O que há no filme que você considera ser seu favorito? Tecnicamente, um filme é o mesmo para aqueles que o assistem. Todos assistimos à mesma cena, protagonizada pelos mesmos atores e construída a partir dos mesmos elementos que a linguagem cinematográfica se apropria para dar sentido à narrativa. Mas um mesmo filme pode conversar com diferentes espectadores de maneiras diversas. Isso dependerá, dentre outros fatores, de quem está do lado de cá da tela. Os livros que você leu, os outros filmes que você viu, as pessoas com quem conversou, as viagens que fez, as experiências que viveu etc. são os pilares nos quais os inúmeros aspectos de sua personalidade, suas opiniões, valores etc. são constituídos.

Nem sempre conseguimos identificar o motivo de gostarmos tanto de um filme. Às vezes sabemos mesmo que o filme é bom. Outras vezes, sabemos que o filme é ruim, mas gostamos dele mesmo assim. Eu, por exemplo, adoro os filmes do Godzilla produzidos pela Legendary, mas no fundo os considero bem ruins, tecnicamente. Quando era criança, tive um Godzilla de brinquedo. Era enorme. Não sei o que houve com ele, quando me dei conta não o tinha mais. Provavelmente o afeto que tinha pelo brinquedo que me proporcionou tardes de diversão foi transferido aos filmes que agora podem gozar de efeitos especiais convincentes – embora a Legendary não use isso a seu favor: mal dá pra ver o bicho.

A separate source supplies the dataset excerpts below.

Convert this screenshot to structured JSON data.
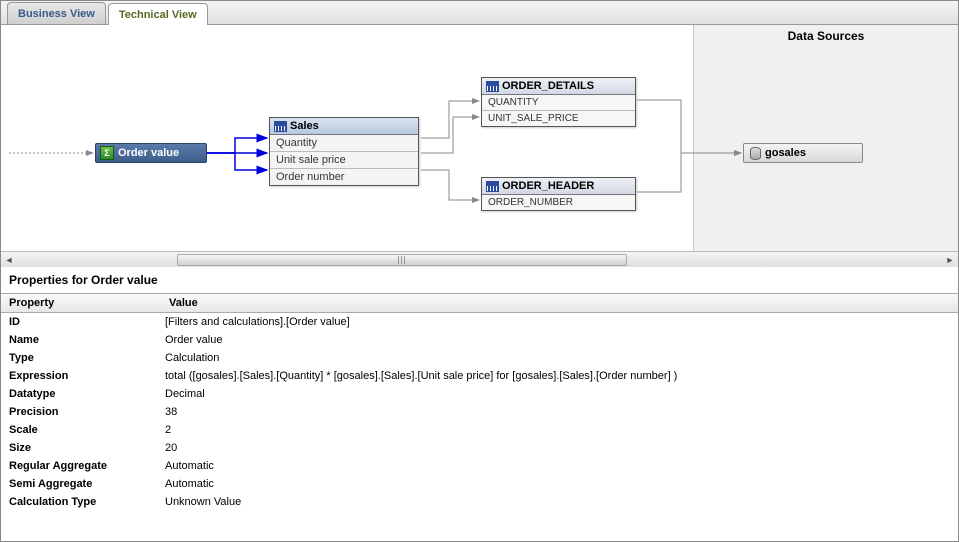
{
  "tabs": {
    "business": "Business View",
    "technical": "Technical View"
  },
  "canvas": {
    "dataSourcesTitle": "Data Sources",
    "orderValue": {
      "label": "Order value"
    },
    "sales": {
      "title": "Sales",
      "rows": [
        "Quantity",
        "Unit sale price",
        "Order number"
      ]
    },
    "orderDetails": {
      "title": "ORDER_DETAILS",
      "rows": [
        "QUANTITY",
        "UNIT_SALE_PRICE"
      ]
    },
    "orderHeader": {
      "title": "ORDER_HEADER",
      "rows": [
        "ORDER_NUMBER"
      ]
    },
    "gosales": {
      "label": "gosales"
    }
  },
  "properties": {
    "title": "Properties for Order value",
    "header": {
      "property": "Property",
      "value": "Value"
    },
    "rows": [
      {
        "k": "ID",
        "v": "[Filters and calculations].[Order value]"
      },
      {
        "k": "Name",
        "v": "Order value"
      },
      {
        "k": "Type",
        "v": "Calculation"
      },
      {
        "k": "Expression",
        "v": "total ([gosales].[Sales].[Quantity] * [gosales].[Sales].[Unit sale price] for [gosales].[Sales].[Order number] )"
      },
      {
        "k": "Datatype",
        "v": "Decimal"
      },
      {
        "k": "Precision",
        "v": "38"
      },
      {
        "k": "Scale",
        "v": "2"
      },
      {
        "k": "Size",
        "v": "20"
      },
      {
        "k": "Regular Aggregate",
        "v": "Automatic"
      },
      {
        "k": "Semi Aggregate",
        "v": "Automatic"
      },
      {
        "k": "Calculation Type",
        "v": "Unknown Value"
      }
    ]
  }
}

Mas esse texto não é sobre Godzilla e nem sobre o que nos faz gostar de um filme. É sobre Moon (Lunar, 2009), uma ficção científica dirigida por Duncan Jones (uma curiosidade: Duncan é filho do astro David Bowie) que se passa integralmente na superfície gélida e cinzenta da Lua, película da qual gosto muito e a considero igualmente competente. A narrativa se passa em um futuro próximo, no qual a mineradora Lunar Industries tornou-se uma das principais e mais valiosas empresas do mundo ao fornecer uma alternativa para uma crise de combustível construindo uma estação de mineração denominada Sarang Station no lado escuro de nosso satélite natural.


A função da Sarang Station é basicamente a extração de Hélio-3, uma substância presente no solo rochoso da Lua que serve como combustível alternativo ao petróleo. Para operar toda a estação – que conta com tecnologia e automação de ponta – um único humano é necessário. Essa pessoa é Sam Bell (Sam Rockwell), um astronauta que vive os últimos momentos de seu contrato de três anos. Um problema nos satélites de comunicação impossibilita Sam de se comunicar com a central da empresa na Terra e o limita a assistir mensagens ocasionais gravadas por sua esposa, Tess (Dominique McElligott), e sua pequena filha Eve – a qual ele não chegou a conhecer pessoalmente. Sua única companhia é uma inteligência artificial chamada GERTY (Kevin Spacey), que o auxilia e eventualmente lhe conforta com nada mais que palavras cuja voz sintética denuncia sua origem eletrônica. Em certo momento, Sam sofre um acidente enquanto realizava uma das etapas de seu trabalho. Ao acordar, percebe que existe um clone de si próprio na instalação. A partir daí, Sam – não o personagem, mas Rockwell, o ator que o interpreta – demonstra sua flexibilidade e sensibilidade ao dar vida ao que parece ser a mesma pessoa, superficialmente, mas que numa análise mais cuidadosa, trata-se de personagens muito diferentes.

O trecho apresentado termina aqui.